ISCA Archive Interspeech 2022
ISCA Archive Interspeech 2022

CopyCat2: A Single Model for Multi-Speaker TTS and Many-to-Many Fine-Grained Prosody Transfer

Sri Karlapati, Penny Karanasou, Mateusz Łajszczak, Syed Ammar Abbas, Alexis Moinet, Peter Makarov, Ray Li, Arent van Korlaar, Simon Slangen, Thomas Drugman

In this paper, we present CopyCat2 (CC2), a novel model capable of: a) synthesizing speech with different speaker identities, b) generating speech with expressive and contextually appropriate prosody, and c) transferring prosody at fine-grained level between any pair of seen speakers. We do this by activating distinct parts of the network for different tasks.
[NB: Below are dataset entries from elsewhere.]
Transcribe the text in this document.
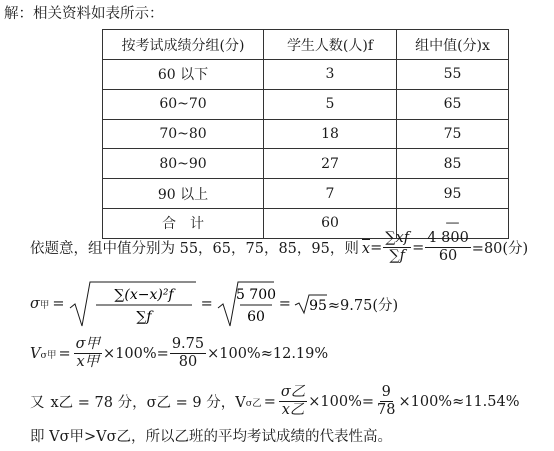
解：相关资料如表所示：
按考试成绩分组(分)	学生人数(人)f	组中值(分)x
60 以下	3	55
60~70	5	65
70~80	18	75
80~90	27	85
90 以上	7	95
合　计	60	—
依题意，组中值分别为 55，65，75，85，95，则 $x = \frac{\sum xf}{\sum f} = \frac{4 800}{60} =80$(分)
σ 甲 =
∑(x−x)²f
∑f
=
5 700
60
= 95 ≈9.75(分)
V σ甲 = $\frac{\text{σ甲}}{\text{x甲}} \times 100\%= \frac{9.75}{80} \times 100\%\approx 12.19\%$
又 x乙 = 78 分，σ乙 = 9 分，V σ乙 = $\frac{\text{σ乙}}{\text{x乙}} \times 100\%= \frac{9}{78} \times 100\%\approx 11.54\%$
即 Vσ甲>Vσ乙，所以乙班的平均考试成绩的代表性高。
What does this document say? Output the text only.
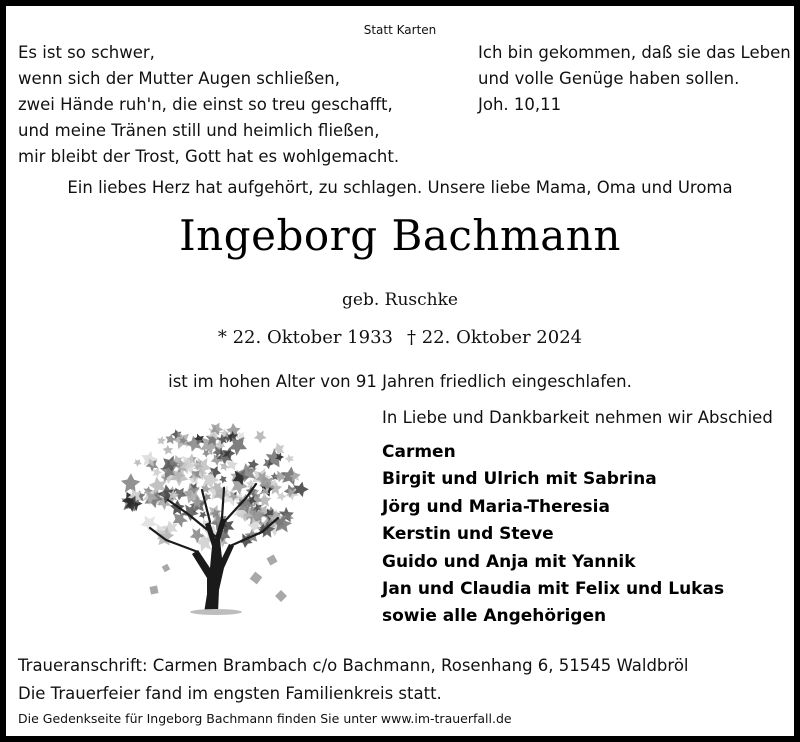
Statt Karten

Es ist so schwer,
wenn sich der Mutter Augen schließen,
zwei Hände ruh'n, die einst so treu geschafft,
und meine Tränen still und heimlich fließen,
mir bleibt der Trost, Gott hat es wohlgemacht.
Ich bin gekommen, daß sie das Leben
und volle Genüge haben sollen.
Joh. 10,11

Ein liebes Herz hat aufgehört, zu schlagen. Unsere liebe Mama, Oma und Uroma

Ingeborg Bachmann

geb. Ruschke

* 22. Oktober 1933 † 22. Oktober 2024

ist im hohen Alter von 91 Jahren friedlich eingeschlafen.

In Liebe und Dankbarkeit nehmen wir Abschied

Carmen
Birgit und Ulrich mit Sabrina
Jörg und Maria-Theresia
Kerstin und Steve
Guido und Anja mit Yannik
Jan und Claudia mit Felix und Lukas
sowie alle Angehörigen

Traueranschrift: Carmen Brambach c/o Bachmann, Rosenhang 6, 51545 Waldbröl

Die Trauerfeier fand im engsten Familienkreis statt.

Die Gedenkseite für Ingeborg Bachmann finden Sie unter www.im-trauerfall.de
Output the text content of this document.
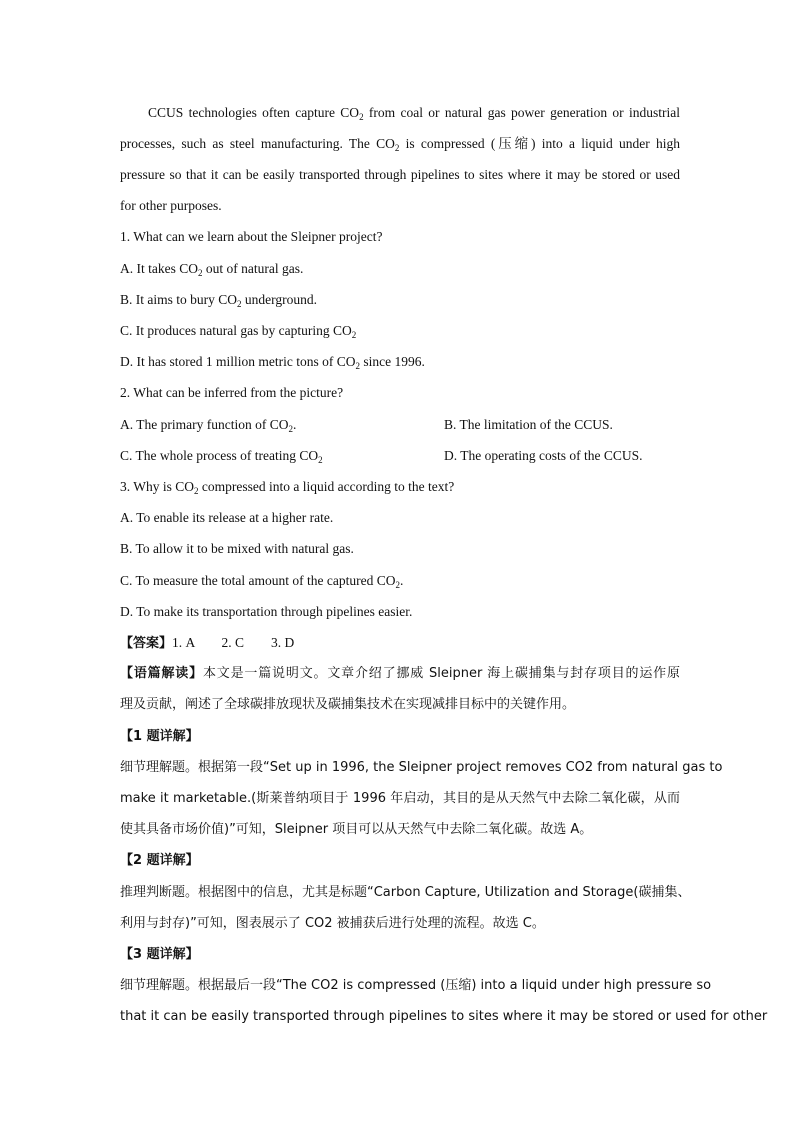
CCUS technologies often capture $CO_2$ from coal or natural gas power generation or industrial
processes, such as steel manufacturing. The $CO_2$ is compressed (压缩) into a liquid under high
pressure so that it can be easily transported through pipelines to sites where it may be stored or used
for other purposes.
1. What can we learn about the Sleipner project?
A. It takes $CO_2$ out of natural gas.
B. It aims to bury $CO_2$ underground.
C. It produces natural gas by capturing $CO_2$
D. It has stored 1 million metric tons of $CO_2$ since 1996.
2. What can be inferred from the picture?
A. The primary function of $CO_2$.	B. The limitation of the CCUS.
C. The whole process of treating $CO_2$	D. The operating costs of the CCUS.
3. Why is $CO_2$ compressed into a liquid according to the text?
A. To enable its release at a higher rate.
B. To allow it to be mixed with natural gas.
C. To measure the total amount of the captured $CO_2$.
D. To make its transportation through pipelines easier.
【答案】1. A        2. C        3. D
【语篇解读】本文是一篇说明文。文章介绍了挪威 Sleipner 海上碳捕集与封存项目的运作原
理及贡献，阐述了全球碳排放现状及碳捕集技术在实现减排目标中的关键作用。
【1 题详解】
细节理解题。根据第一段“Set up in 1996, the Sleipner project removes CO2 from natural gas to
make it marketable.(斯莱普纳项目于 1996 年启动，其目的是从天然气中去除二氧化碳，从而
使其具备市场价值)”可知，Sleipner 项目可以从天然气中去除二氧化碳。故选 A。
【2 题详解】
推理判断题。根据图中的信息，尤其是标题“Carbon Capture, Utilization and Storage(碳捕集、
利用与封存)”可知，图表展示了 CO2 被捕获后进行处理的流程。故选 C。
【3 题详解】
细节理解题。根据最后一段“The CO2 is compressed (压缩) into a liquid under high pressure so
that it can be easily transported through pipelines to sites where it may be stored or used for other
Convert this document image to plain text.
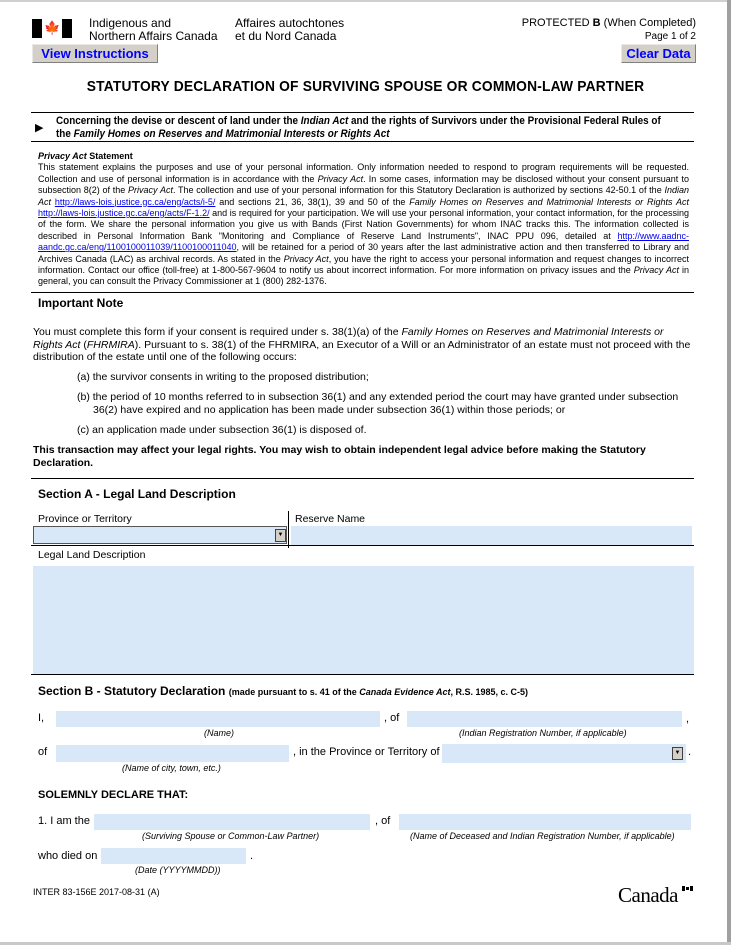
🍁 Indigenous and
Northern Affairs Canada
Affaires autochtones
et du Nord Canada
View Instructions
PROTECTED B (When Completed)
Page 1 of 2
Clear Data
STATUTORY DECLARATION OF SURVIVING SPOUSE OR COMMON-LAW PARTNER
▶
Concerning the devise or descent of land under the Indian Act and the rights of Survivors under the Provisional Federal Rules of the Family Homes on Reserves and Matrimonial Interests or Rights Act
Privacy Act Statement
This statement explains the purposes and use of your personal information. Only information needed to respond to program requirements will be requested. Collection and use of personal information is in accordance with the Privacy Act. In some cases, information may be disclosed without your consent pursuant to subsection 8(2) of the Privacy Act. The collection and use of your personal information for this Statutory Declaration is authorized by sections 42-50.1 of the Indian Act http://laws-lois.justice.gc.ca/eng/acts/i-5/ and sections 21, 36, 38(1), 39 and 50 of the Family Homes on Reserves and Matrimonial Interests or Rights Act http://laws-lois.justice.gc.ca/eng/acts/F-1.2/ and is required for your participation. We will use your personal information, your contact information, for the processing of the form. We share the personal information you give us with Bands (First Nation Governments) for whom INAC tracks this. The information collected is described in Personal Information Bank "Monitoring and Compliance of Reserve Land Instruments", INAC PPU 096, detailed at http://www.aadnc-aandc.gc.ca/eng/1100100011039/1100100011040, will be retained for a period of 30 years after the last administrative action and then transferred to Library and Archives Canada (LAC) as archival records. As stated in the Privacy Act, you have the right to access your personal information and request changes to incorrect information. Contact our office (toll-free) at 1-800-567-9604 to notify us about incorrect information. For more information on privacy issues and the Privacy Act in general, you can consult the Privacy Commissioner at 1 (800) 282-1376.
Important Note
You must complete this form if your consent is required under s. 38(1)(a) of the Family Homes on Reserves and Matrimonial Interests or Rights Act (FHRMIRA). Pursuant to s. 38(1) of the FHRMIRA, an Executor of a Will or an Administrator of an estate must not proceed with the distribution of the estate until one of the following occurs:
(a) the survivor consents in writing to the proposed distribution;
(b) the period of 10 months referred to in subsection 36(1) and any extended period the court may have granted under subsection 36(2) have expired and no application has been made under subsection 36(1) within those periods; or
(c) an application made under subsection 36(1) is disposed of.
This transaction may affect your legal rights. You may wish to obtain independent legal advice before making the Statutory Declaration.
Section A - Legal Land Description
Province or Territory	Reserve Name
▼
Legal Land Description
Section B - Statutory Declaration (made pursuant to s. 41 of the Canada Evidence Act, R.S. 1985, c. C-5)
I,	, of	,
(Name)	(Indian Registration Number, if applicable)
of	, in the Province or Territory of	▼ .
(Name of city, town, etc.)
SOLEMNLY DECLARE THAT:
1. I am the	, of
(Surviving Spouse or Common-Law Partner)	(Name of Deceased and Indian Registration Number, if applicable)
who died on	.
(Date (YYYYMMDD))
INTER 83-156E 2017-08-31 (A)	Canada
We train our model using a novel approach to two-stage training. In Stage I, the model learns speaker-independent word-level prosody representations from speech which it uses for many-to-many fine-grained prosody transfer. In Stage II, we learn to predict these prosody representations using the contextual information available in text, thereby, enabling multi-speaker TTS with contextually appropriate prosody. We compare CC2 to two strong baselines, one in TTS with contextually appropriate prosody, and one in fine-grained prosody transfer. CC2 reduces the gap in naturalness between our baseline and copy-synthesised speech by 22.79%. In fine-grained prosody transfer evaluations, it obtains a relative improvement of 33.15% in target speaker similarity.